One of the biggest challenges for retailers is to keep track of which items are on the shelves and identifying those that need restocking. This can be both time consuming and a costly endeavor. Thankfully, robotic technology can also be used to help retailers manage their inventory. One of the companies that leverages cutting-edge tech is REI, an American retail and outdoor recreation services corporation. The company relies on IBM’s Order Optimizer tool to improve its supply chain. Since the implementation of the system, the company has managed to increase sales.

Rick Bingle, senior vice president of supply chain at outdoor gear and apparel retailer RE, noted that the company’s “sales increased $100 million in the first year of using the IBM Order Management tool by tapping into this previously unseen store inventory”. “We calculated that we were saying, ‘No’ 800,000 times every year because we weren’t accessing the inventory in the stores itself.”

It’s not enough just that the shelves are kept stocked. It’s crucial that they are stocked with items people want to buy, which is important amid the Coronavirus outbreak. An American Artificial intelligence company Simporter recently  launched new software that predicts which items will be in demand before they run out of stock. Dubbed the Epidemic Demand Surge Protector, the system helps manufacturers and retailers keep up their supply levels for the most necessary items such as food, medicines, and staple household items.

“People’s lives are turned upside down from COVID-19. We created this software to help,” emphasised Dillon Hall, Simporter’s co-founder. “If used effectively, we can ensure millions of people get the supplies they need from their local stores to minimize shopping trips and reduce risks of community transmission.”

VR models are ‘stepping’ on the catwalk: the future of the runway

Several stages of the apparel manufacturing process have already undergone automation, and soon will see robots on the catwalk, replacing human models. Though we’ll still enjoy watching human models wearing a new collection, future-oriented designers have already started experimenting with virtual models. This means that amid COVID-19 outbreak, fashion designers can display their work to the public. Take a look at a  young designer Anifa Mvuemba, who used virtual models to present her Hanifa collection in 3-D. This novelty in the fashion world could help young designers showcase their work without breaking the bank. This doesn’t mean that robots and virtual models will completely replace human models. 

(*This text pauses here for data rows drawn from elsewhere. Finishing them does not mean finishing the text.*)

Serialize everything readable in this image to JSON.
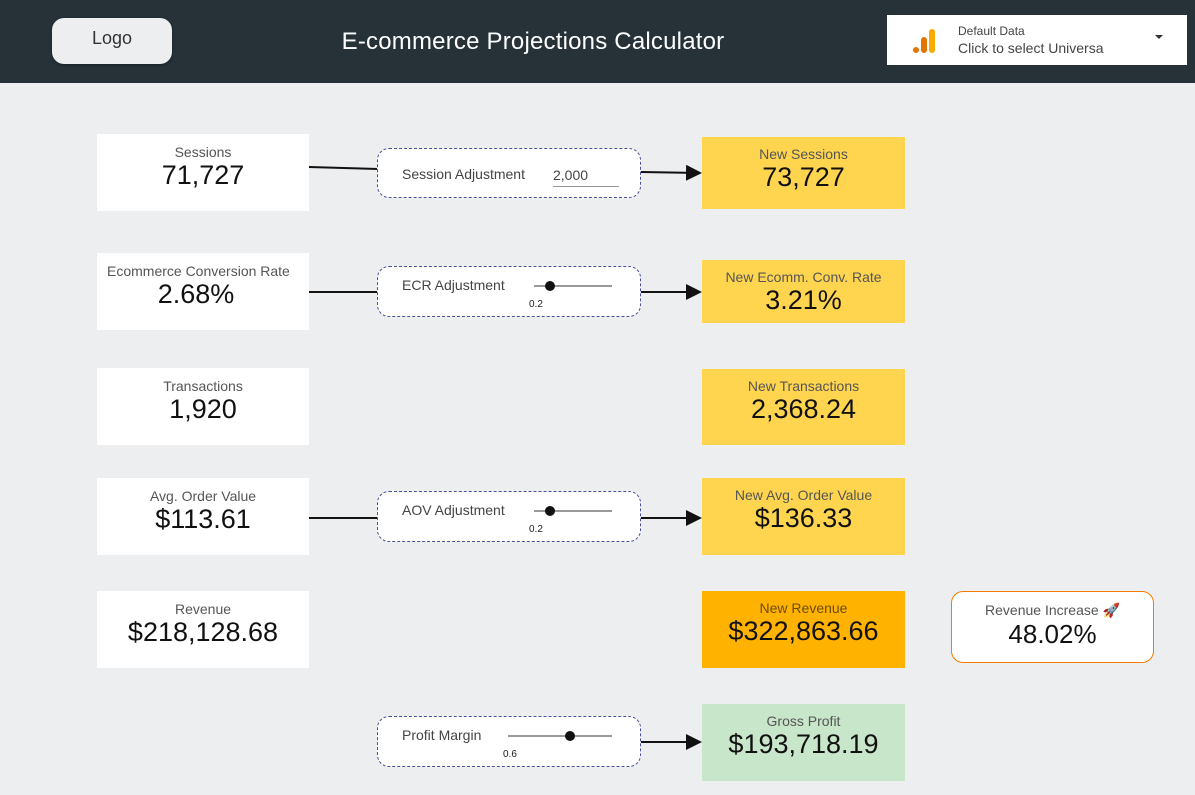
{
  "header": {
    "logo_label": "Logo",
    "title": "E-commerce Projections Calculator",
    "datasource": {
      "line1": "Default Data",
      "line2": "Click to select Universa",
      "icon": "analytics-bars-icon",
      "accent": "#f9ab00"
    }
  },
  "colors": {
    "header_bg": "#263238",
    "page_bg": "#eceef0",
    "projection_yellow": "#ffd54f",
    "revenue_orange": "#ffb300",
    "profit_green": "#c8e6c9",
    "increase_outline": "#f57c00",
    "control_border": "#4a4f9a"
  },
  "baseline": {
    "sessions": {
      "label": "Sessions",
      "value": "71,727"
    },
    "conversion_rate": {
      "label": "Ecommerce Conversion Rate",
      "value": "2.68%"
    },
    "transactions": {
      "label": "Transactions",
      "value": "1,920"
    },
    "aov": {
      "label": "Avg. Order Value",
      "value": "$113.61"
    },
    "revenue": {
      "label": "Revenue",
      "value": "$218,128.68"
    }
  },
  "controls": {
    "session_adjustment": {
      "label": "Session Adjustment",
      "value": "2,000"
    },
    "ecr_adjustment": {
      "label": "ECR Adjustment",
      "value": "0.2",
      "level": 0.2
    },
    "aov_adjustment": {
      "label": "AOV Adjustment",
      "value": "0.2",
      "level": 0.2
    },
    "profit_margin": {
      "label": "Profit Margin",
      "value": "0.6",
      "level": 0.6
    }
  },
  "projections": {
    "new_sessions": {
      "label": "New Sessions",
      "value": "73,727"
    },
    "new_conversion_rate": {
      "label": "New Ecomm. Conv. Rate",
      "value": "3.21%"
    },
    "new_transactions": {
      "label": "New Transactions",
      "value": "2,368.24"
    },
    "new_aov": {
      "label": "New Avg. Order Value",
      "value": "$136.33"
    },
    "new_revenue": {
      "label": "New Revenue",
      "value": "$322,863.66"
    },
    "gross_profit": {
      "label": "Gross Profit",
      "value": "$193,718.19"
    }
  },
  "revenue_increase": {
    "label": "Revenue Increase 🚀",
    "value": "48.02%"
  }
}
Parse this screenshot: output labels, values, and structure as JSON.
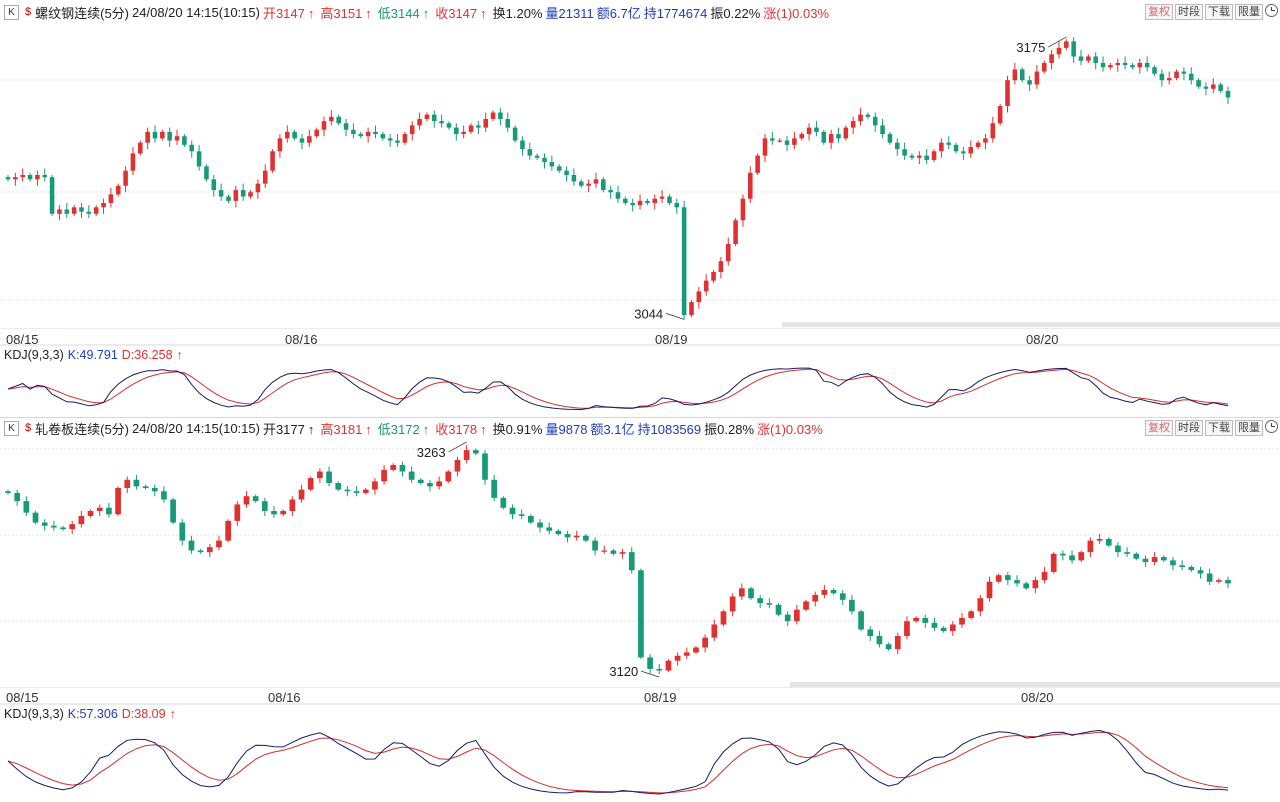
{
  "panels": [
    {
      "header": {
        "k_label": "K",
        "symbol_label": "螺纹钢连续(5分)",
        "datetime": "24/08/20 14:15(10:15)",
        "open": "开3147",
        "high": "高3151",
        "low": "低3144",
        "close": "收3147",
        "turnover": "换1.20%",
        "volume": "量21311",
        "amount": "额6.7亿",
        "hold": "持1774674",
        "amplitude": "振0.22%",
        "change": "涨(1)0.03%",
        "arrow": "↑"
      },
      "kdj": {
        "label": "KDJ(9,3,3)",
        "k": "K:49.791",
        "d": "D:36.258",
        "arrow": "↑"
      },
      "date_labels": [
        "08/15",
        "08/16",
        "08/19",
        "08/20"
      ],
      "chart_data": {
        "type": "candlestick",
        "symbol": "螺纹钢连续",
        "interval": "5分",
        "ylim": [
          3040,
          3182
        ],
        "annotations": [
          {
            "label": "3175",
            "value": 3175
          },
          {
            "label": "3044",
            "value": 3044
          }
        ],
        "close": [
          3109,
          3110,
          3111,
          3109,
          3111,
          3110,
          3093,
          3095,
          3093,
          3096,
          3094,
          3093,
          3096,
          3098,
          3102,
          3106,
          3113,
          3121,
          3126,
          3131,
          3128,
          3131,
          3127,
          3129,
          3125,
          3122,
          3115,
          3109,
          3104,
          3101,
          3099,
          3104,
          3101,
          3103,
          3107,
          3113,
          3122,
          3128,
          3131,
          3128,
          3126,
          3129,
          3132,
          3136,
          3138,
          3135,
          3132,
          3130,
          3129,
          3131,
          3130,
          3128,
          3127,
          3126,
          3130,
          3134,
          3137,
          3139,
          3136,
          3135,
          3133,
          3130,
          3131,
          3134,
          3133,
          3137,
          3140,
          3137,
          3133,
          3127,
          3123,
          3120,
          3119,
          3117,
          3115,
          3113,
          3111,
          3108,
          3106,
          3107,
          3109,
          3104,
          3103,
          3100,
          3098,
          3097,
          3099,
          3098,
          3100,
          3101,
          3098,
          3096,
          3046,
          3052,
          3057,
          3062,
          3066,
          3071,
          3079,
          3090,
          3100,
          3112,
          3120,
          3128,
          3127,
          3127,
          3125,
          3128,
          3130,
          3133,
          3131,
          3126,
          3130,
          3128,
          3133,
          3136,
          3139,
          3138,
          3134,
          3130,
          3126,
          3123,
          3120,
          3119,
          3120,
          3118,
          3122,
          3126,
          3125,
          3122,
          3121,
          3124,
          3126,
          3128,
          3135,
          3143,
          3155,
          3160,
          3155,
          3153,
          3159,
          3163,
          3167,
          3170,
          3173,
          3166,
          3164,
          3166,
          3163,
          3161,
          3162,
          3163,
          3162,
          3161,
          3163,
          3161,
          3158,
          3155,
          3156,
          3159,
          3158,
          3155,
          3152,
          3151,
          3153,
          3150,
          3147
        ]
      }
    },
    {
      "header": {
        "k_label": "K",
        "symbol_label": "轧卷板连续(5分)",
        "datetime": "24/08/20 14:15(10:15)",
        "open": "开3177",
        "high": "高3181",
        "low": "低3172",
        "close": "收3178",
        "turnover": "换0.91%",
        "volume": "量9878",
        "amount": "额3.1亿",
        "hold": "持1083569",
        "amplitude": "振0.28%",
        "change": "涨(1)0.03%",
        "arrow": "↑"
      },
      "kdj": {
        "label": "KDJ(9,3,3)",
        "k": "K:57.306",
        "d": "D:38.09",
        "arrow": "↑"
      },
      "date_labels": [
        "08/15",
        "08/16",
        "08/19",
        "08/20"
      ],
      "chart_data": {
        "type": "candlestick",
        "symbol": "轧卷板连续",
        "interval": "5分",
        "ylim": [
          3114,
          3266
        ],
        "annotations": [
          {
            "label": "3263",
            "value": 3263
          },
          {
            "label": "3120",
            "value": 3120
          }
        ],
        "close": [
          3232,
          3227,
          3220,
          3214,
          3212,
          3211,
          3210,
          3213,
          3218,
          3221,
          3223,
          3219,
          3235,
          3240,
          3236,
          3235,
          3233,
          3228,
          3214,
          3203,
          3197,
          3196,
          3199,
          3203,
          3215,
          3225,
          3230,
          3227,
          3221,
          3219,
          3221,
          3228,
          3234,
          3241,
          3245,
          3238,
          3234,
          3233,
          3232,
          3234,
          3239,
          3246,
          3249,
          3245,
          3240,
          3238,
          3236,
          3239,
          3245,
          3252,
          3258,
          3256,
          3240,
          3229,
          3223,
          3219,
          3218,
          3214,
          3211,
          3209,
          3207,
          3205,
          3206,
          3203,
          3197,
          3197,
          3195,
          3196,
          3185,
          3132,
          3125,
          3124,
          3130,
          3133,
          3135,
          3138,
          3144,
          3152,
          3160,
          3169,
          3174,
          3168,
          3165,
          3164,
          3158,
          3154,
          3161,
          3166,
          3170,
          3173,
          3171,
          3167,
          3160,
          3149,
          3145,
          3140,
          3137,
          3145,
          3154,
          3156,
          3153,
          3150,
          3148,
          3152,
          3156,
          3160,
          3168,
          3178,
          3182,
          3179,
          3177,
          3174,
          3179,
          3184,
          3195,
          3194,
          3191,
          3196,
          3203,
          3204,
          3200,
          3196,
          3195,
          3192,
          3190,
          3193,
          3191,
          3188,
          3187,
          3185,
          3183,
          3178,
          3179,
          3177
        ]
      }
    }
  ]
}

“I think there’s always going to be an interest in human beings and their lives, and evolution of their careers, but that’s something the girls are watching,” points out  Sara Ziff, the founder and executive director of the Model Alliance, “referring to virtual models replacing real ones”. But there are those who believe that digital supermodels are here to stay. “The avatars are here to stay. There is also the power of expressing new ideas in novel ways. Move over, wizards and superheroes! The next fashion generation is speaking itself into existence virtually,” writes Stephan Rabimov for Forbes. 

Cutting-edge tech is tailoring the future of  the retail industry

The retail industry is changing rapidly and not without a reason. The rise of e-commerce, which offered customers unprecedented speed and convenience, has also had an immense impact on shoppers’ expectations in terms of purchasing experience and delivery. As a result, retailers have been forced to abandon traditional ways of conducting business and handling their supply chain  by adopting emerging technologies such as smart algorithms and robotics, allowing improved shopping experience even during crises. Whether they’re used to enhance the design and manufacturing process, manage inventory, anticipate future demand, state-of-the-art tech are set to play an even more prominent role in the retail sector in years to come, revolutionising every part of the retail chain in the process.